Harvard researcher Erich Lindemann coined the term ‘grief work’ in the 1940s while studying trauma survivors (notably, survivors and family of the 1942 Cocoanut Grove fire). In Lindemann’s findings, typical grief includes floods of somatic distress (including difficulty breathing, weakness, loss of appetite, exhaustion, tension, mental pain, restlessness…), hostility towards friends and family, a desire to isolate, and a preoccupation with images of the deceased.
Through Lindemann’s lens, expectations that we will be joyful, fun, and celebratory partygoers, guests or companions during the holidays seems nearly impossible. Traditions and obligations may be out of reach for us. We must be gentle with ourselves by being willing to recognize limitations.
Take Breaks
If you need a moment away from joy-filled party when you feel sad, or a breather from a stressful family situation when you feel overwhelmed or angry, don’t hesitate – do what you need to care for yourself immediately. It is 100% okay to do so. Here are a few things I’ve done to catch my breath:
Taking a walk
Stepping into another room
Offering to run an errand (alone)
Asking for privacy to write in a journal for an hour
Say No.
Your emotional, physical and psychic energy might have more limitations this year. Saying “no” is perfectly okay. Connect with your gut feeling; don’t say “yes” to invitations or celebrations that feel overwhelming. Accept invites or obligations only as you have the energy and the desire to do so.

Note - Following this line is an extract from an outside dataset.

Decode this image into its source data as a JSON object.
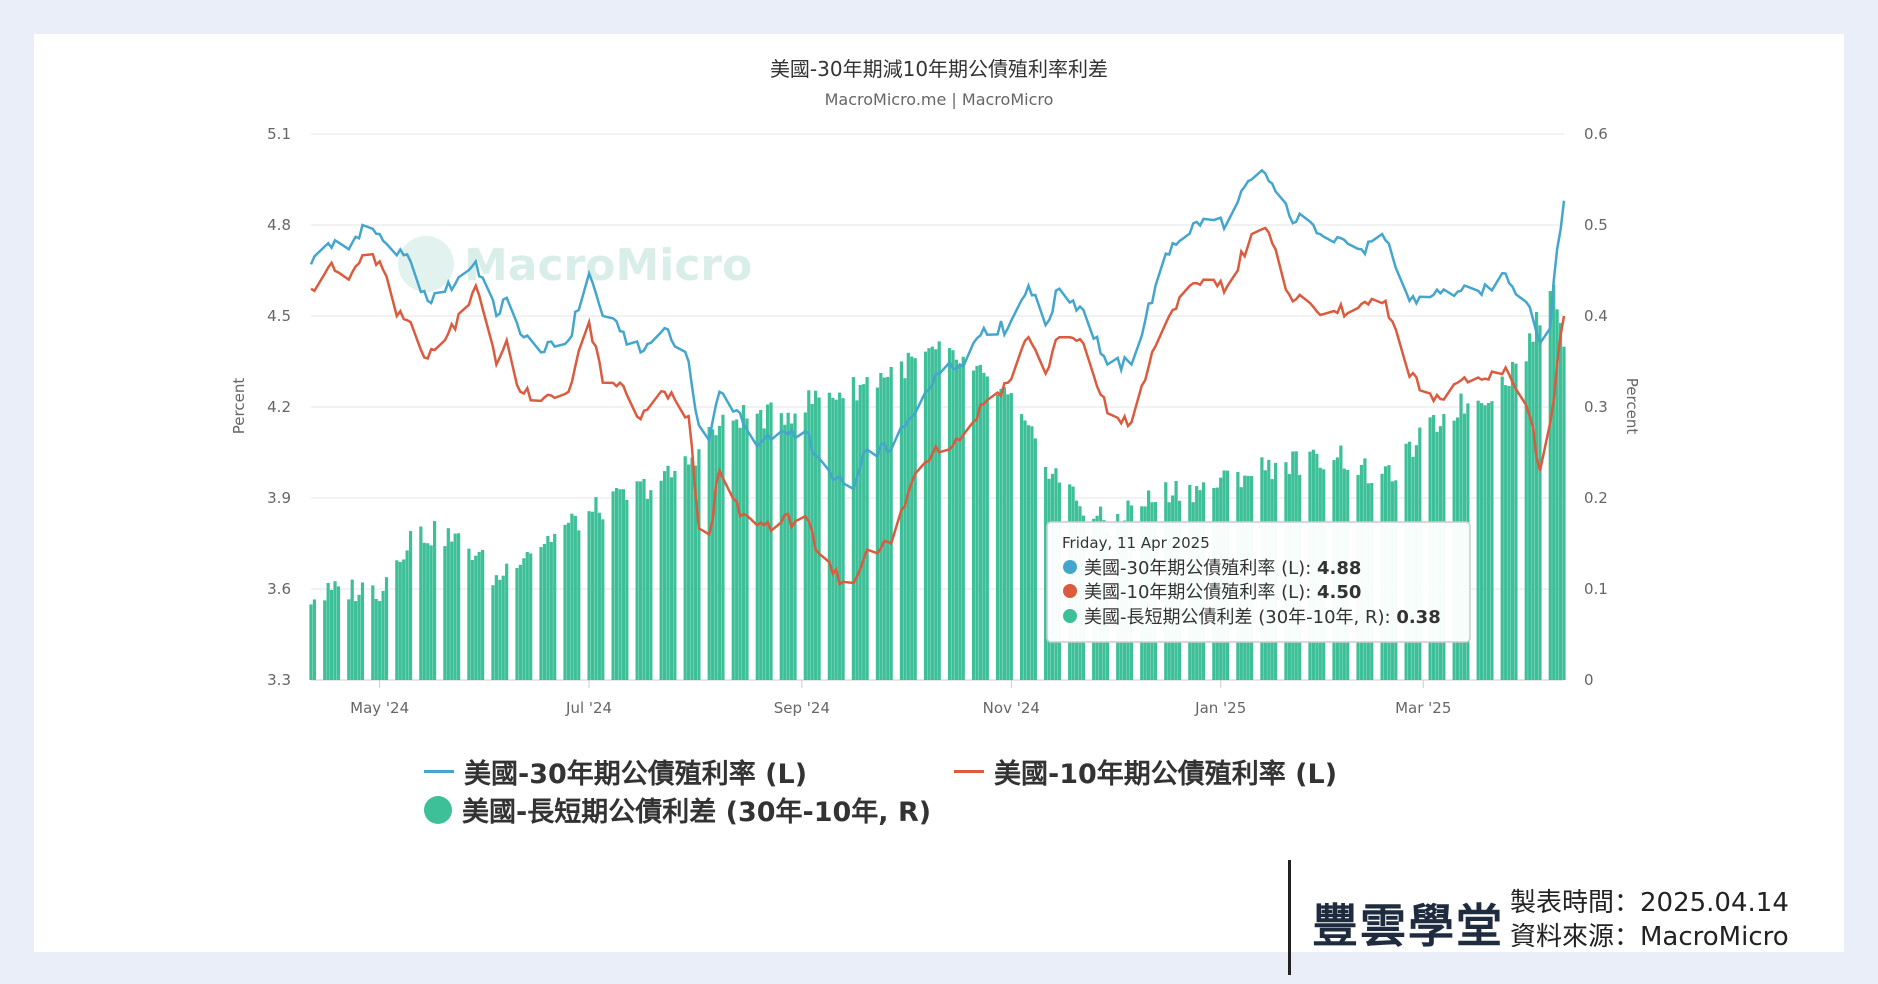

Make your “yeses” tentative — let hosts, family, friends know you’ll try to attend, but it just might not be possible. Take on your usual obligations (decorating, cards, baking) only as they bring you some pleasure or distractionand let them go if they feel too big.
Keeping up traditions
It may seem tempting to slip into the psychic shoes of your lost one: This washer favorite holiday so I have to go at it with all my enthusiasm. It’s not your responsibility to carry on traditions that are too emotionally burdensome right now. December 2018 you can reconsider baking the mince pie.
Giving time time is permission to be gentle with your sweet self. Martha Whitmore Hickman sums it up beautifully:
“Our life runs in seasons, as does our grief. Some seasons are long and some short. But if we are resolute in our efforts to be present to the moment, even as we know this moment will give way to another, we can be assured at these times of renewed pain that things will get better.”